2.10.10

Les disparues de Vancouver – Elise FONTENAILLE


Elise Fontenaille se délecte à faire de ce qui dérange, de l’indicible, la matière première de son univers romanesque. On l’avait déjà vu avec « Unica », que nous avions beaucoup aimé sur Cetalir avant qu’il ne soit récompensé par le Grand Prix de la Science-Fiction Française 2008. Là, c’était la pédophilie sur Internet qui servait de trame à un superbe récit où le réel, le fantasme et l’imaginaire se mêlaient pour former un univers fascinant.

Avec son dernier récit « Les disparues de Vancouver », Elise Fontenaille a décidé de frapper un grand coup. Publié au moment de l’ouverture fastueuse et presque immorale des JO d’Hiver de Vancouver 2010, le livre prend le contrepied de l’image idyllique que le Canada chercha à envoyer au monde en nous plongeant dans ce que cette ville et ce pays ont de plus glauque, de plus barbare.

Car c’est à Vancouver, dans le Dowtown Eastside (DTES) que se concentre le pire de la prostitution, celle des jeunes Indiennes, souvent encore à peine pubères, disparues de chez elles, accros à l’héroïne et prêtes à tout, à n’importe quel prix pour se payer un fix. Une prostitution sur fond de racisme omniprésent au Canada depuis qu’au XIXème siècle, comme nous le rappelle l’auteur dans un parallèle frappant, 10000 femmes indiennes furent convoyées vers des réserves, encadrées par des hommes en armes et que plus de 4000 d’entre elles moururent de mauvais traitements pendant le voyage.

En effet, qui peut bien se préoccuper du sort de ces Indiennes victimes des « bad dates », ces gars, souvent des maris ou pères de famille qui, parce qu’elles ne sont pas blanches se croient tout permis avec ces filles et les tabassent plus ou moins violemment.
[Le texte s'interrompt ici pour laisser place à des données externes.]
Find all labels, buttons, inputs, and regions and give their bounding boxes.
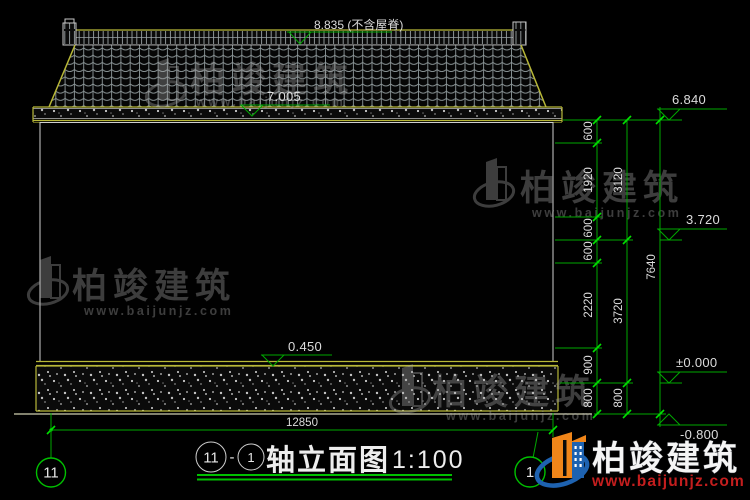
title-axis-left: 11 xyxy=(203,450,219,467)
axis-number: 1 xyxy=(526,464,534,481)
drawing-canvas: 柏竣建筑 www.baijunjz.com 柏竣建筑 www.baijunjz.… xyxy=(0,0,750,500)
title-axis-right: 1 xyxy=(247,450,254,465)
dim-value: 600 xyxy=(583,121,595,140)
level-value: 6.840 xyxy=(672,92,706,107)
dim-value: 800 xyxy=(583,388,595,407)
watermark-url: www.baijunjz.com xyxy=(83,304,233,318)
dim-value: 800 xyxy=(613,388,625,407)
dimension-chain-outer: 7640 xyxy=(646,107,664,427)
dim-value: 1920 xyxy=(583,167,595,193)
watermark-text: 柏竣建筑 xyxy=(520,168,684,208)
title-text: 轴立面图 xyxy=(266,443,390,477)
level-value: 7.005 xyxy=(267,89,301,104)
watermark-text: 柏竣建筑 xyxy=(432,372,596,412)
watermark-url: www.baijunjz.com xyxy=(445,409,595,423)
title-dash: - xyxy=(230,449,235,466)
watermark-text: 柏竣建筑 xyxy=(72,266,236,306)
level-value: ±0.000 xyxy=(676,355,717,370)
dim-value: 7640 xyxy=(646,254,658,280)
level-value: 3.720 xyxy=(686,212,720,227)
brand-logo: 柏竣建筑 www.baijunjz.com xyxy=(533,432,745,491)
dim-value: 3720 xyxy=(613,298,625,324)
axis-number: 11 xyxy=(43,465,59,482)
axis-bubble-left: 11 xyxy=(37,430,66,487)
ridge-ornament-left xyxy=(63,19,76,45)
cad-elevation-drawing: 柏竣建筑 www.baijunjz.com 柏竣建筑 www.baijunjz.… xyxy=(0,0,750,500)
level-marker-parapet: 6.840 xyxy=(657,92,727,120)
level-value: 8.835 (不含屋脊) xyxy=(314,17,403,32)
level-marker-zero: ±0.000 xyxy=(657,355,727,383)
dim-value: 600 xyxy=(583,218,595,237)
watermark-url: www.baijunjz.com xyxy=(531,206,681,220)
dim-value: 600 xyxy=(583,241,595,260)
level-marker-below-grade: -0.800 xyxy=(657,414,727,442)
ridge-ornament-right xyxy=(513,22,526,45)
wall-body xyxy=(40,123,553,362)
title-scale: 1:100 xyxy=(392,446,465,474)
eave-band xyxy=(33,107,562,123)
drawing-title: 11 - 1 轴立面图 1:100 xyxy=(196,442,465,480)
dim-value: 3120 xyxy=(613,167,625,193)
dimension-chain-inner: 600 1920 600 600 2220 900 800 xyxy=(583,116,601,418)
plinth-trim xyxy=(36,362,558,366)
level-value: 0.450 xyxy=(288,339,322,354)
dim-value: 12850 xyxy=(286,417,318,429)
dim-value: 2220 xyxy=(583,292,595,318)
brand-logo-url: www.baijunjz.com xyxy=(591,473,745,490)
dimension-chain-middle: 3120 3720 800 xyxy=(613,116,631,418)
axis-bubble-right: 1 xyxy=(515,432,545,487)
dim-value: 900 xyxy=(583,355,595,374)
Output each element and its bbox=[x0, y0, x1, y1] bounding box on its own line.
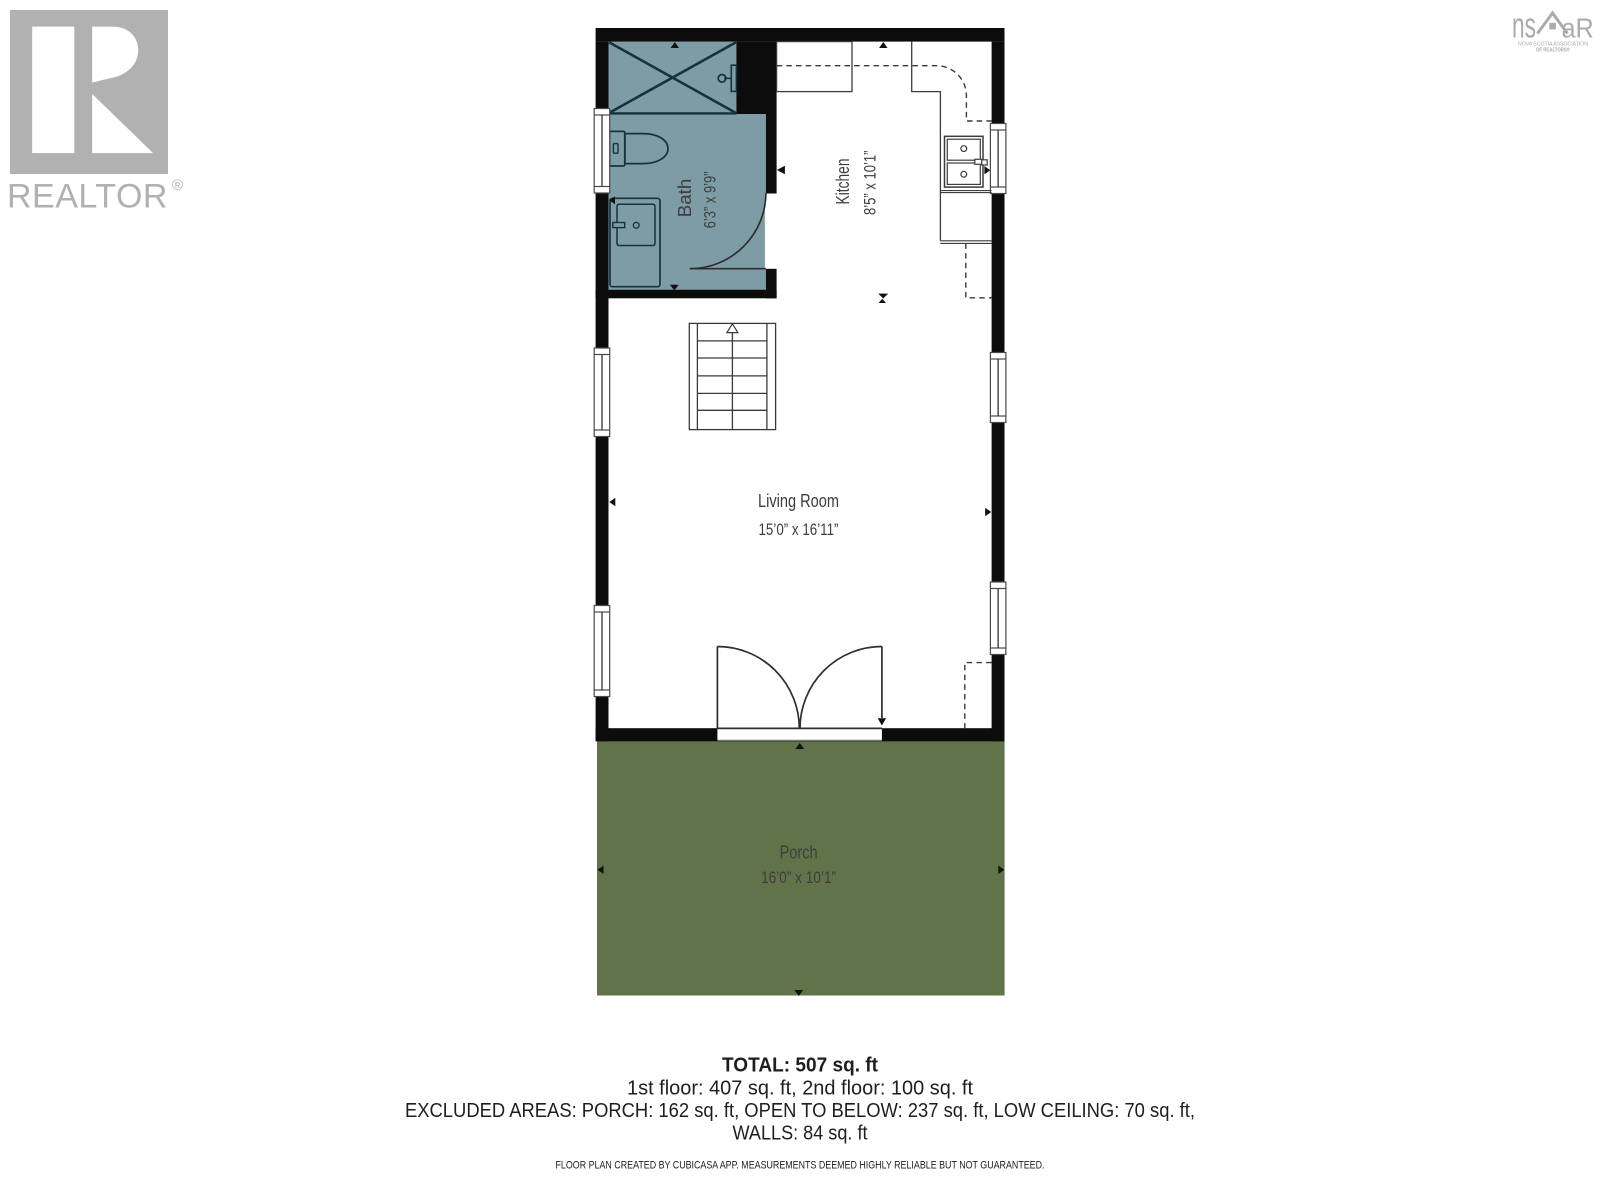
svg-text:Porch: Porch bbox=[780, 843, 818, 863]
svg-text:FLOOR PLAN CREATED BY CUBICASA: FLOOR PLAN CREATED BY CUBICASA APP. MEAS… bbox=[556, 1160, 1045, 1172]
svg-text:EXCLUDED AREAS: PORCH: 162 sq.: EXCLUDED AREAS: PORCH: 162 sq. ft, OPEN … bbox=[405, 1100, 1195, 1122]
svg-text:WALLS: 84 sq. ft: WALLS: 84 sq. ft bbox=[733, 1123, 868, 1145]
svg-text:TOTAL: 507 sq. ft: TOTAL: 507 sq. ft bbox=[722, 1054, 878, 1076]
svg-text:1st floor: 407 sq. ft, 2nd flo: 1st floor: 407 sq. ft, 2nd floor: 100 sq… bbox=[627, 1078, 973, 1100]
svg-text:ns: ns bbox=[1512, 6, 1536, 46]
svg-text:REALTOR: REALTOR bbox=[7, 178, 168, 216]
svg-text:Living Room: Living Room bbox=[758, 491, 839, 511]
svg-text:6’3” x 9’9”: 6’3” x 9’9” bbox=[702, 171, 720, 228]
svg-text:Kitchen: Kitchen bbox=[833, 159, 853, 205]
svg-text:8’5” x 10’1”: 8’5” x 10’1” bbox=[862, 151, 880, 216]
svg-text:15’0” x 16’11”: 15’0” x 16’11” bbox=[759, 521, 839, 539]
svg-text:16’0” x 10’1”: 16’0” x 10’1” bbox=[761, 869, 836, 887]
svg-text:Bath: Bath bbox=[675, 179, 695, 218]
svg-text:®: ® bbox=[172, 177, 183, 194]
svg-text:aR: aR bbox=[1562, 13, 1594, 44]
svg-text:OF REALTORS®: OF REALTORS® bbox=[1536, 47, 1570, 54]
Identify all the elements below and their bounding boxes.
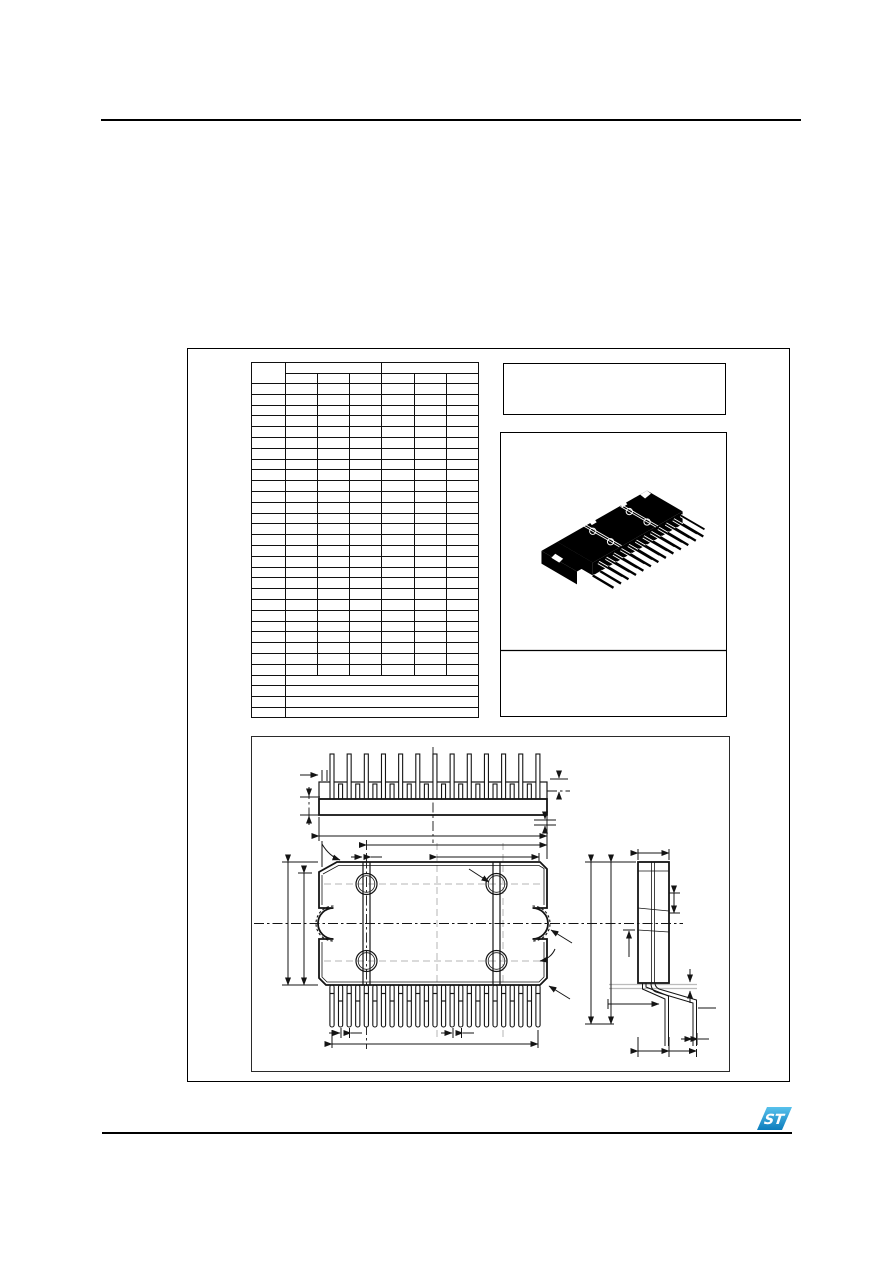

Et, malgré les disparitions soudaines, sans laisser la moindre trace, personne ne fait rien, et surtout pas la Police Canadienne qui s’en fout royalement.

Pourtant, elles disparaissent ces filles et de plus en plus depuis dix ans. Par dizaines même. Seuls quelques amis ou membres de la famille se réunissent alors, une fois par an, pour célébrer leur mémoire, pleurer ensemble à défaut de recevoir le moindre soutien.

Il faudra la persévérance d’un homme au cœur d’or, Wayne Leng, tombé amoureux d’une prostituée trentenaire et restée belle, Sarah De Vries, pour forcer le destin et amener la police canadienne à s’intéresser enfin au problème et à découvrir l’horreur absolue. Parce que Sarah a disparu brutalement sans laisser de traces, Wayne enquête sans relâche, harcèle la police et laisse tomber son job pour se consacrer à plein temps à un site recensant les disparues de Vancouver et glanant la moindre information à leur propos.

Alors, peu à peu, l’étau va se resserrer autour de William Picket, un fermier éleveur de porcs, devenu soudainement riche grâce à la spéculation immobilière. Un taiseux qui organise des fêtes orgiaques où les Hell Angels consomment bière et viande à gogo tout en se livrant à d’ignobles activités sexuelles avec des filles enlevées du DTES et livrées en pâture. Tout le monde le sait mais personne ne pipe mot car Picket achète le voisinage, la police en leur refilant des stocks de viande. Sauf qu’un jour, presque par hasard, on finira par découvrir que cette viande n’est autre que celle des prostituées qu’il a sauvagement assassinées, découpées après les avoir accrochées à des crocs de bouchers avant de les transformer en rôtis de prétendu porc. Les restes sont bouffés par les cochons ou enfouis dans le lisier. Commencera alors une longue investigation pour retrouver les traces d’ADN et compter au moins soixante neuf victimes, ce qui fait de Picket le plus grand serial killer d’Amérique du Nord.

Tout cela est réel et fut étouffé à l’aube du nouveau millénaire. Il a fallu de la persévérance à Madame Fontenaille pour faire parler ceux qui se taisaient et accoucher d’un récit plus journalistique que romancé. Un récit qui fait froid dans le dos et qui est malheureusement authentique.

Certes le livre n’a pas le côté onirique d’Unica et le style en est dépouillé à l’extrême à l’image de ces victimes qui n’ont absolument plus rien. Il n’en reste pas moins un indispensable témoignage sur ce que l’homme est capable de pire.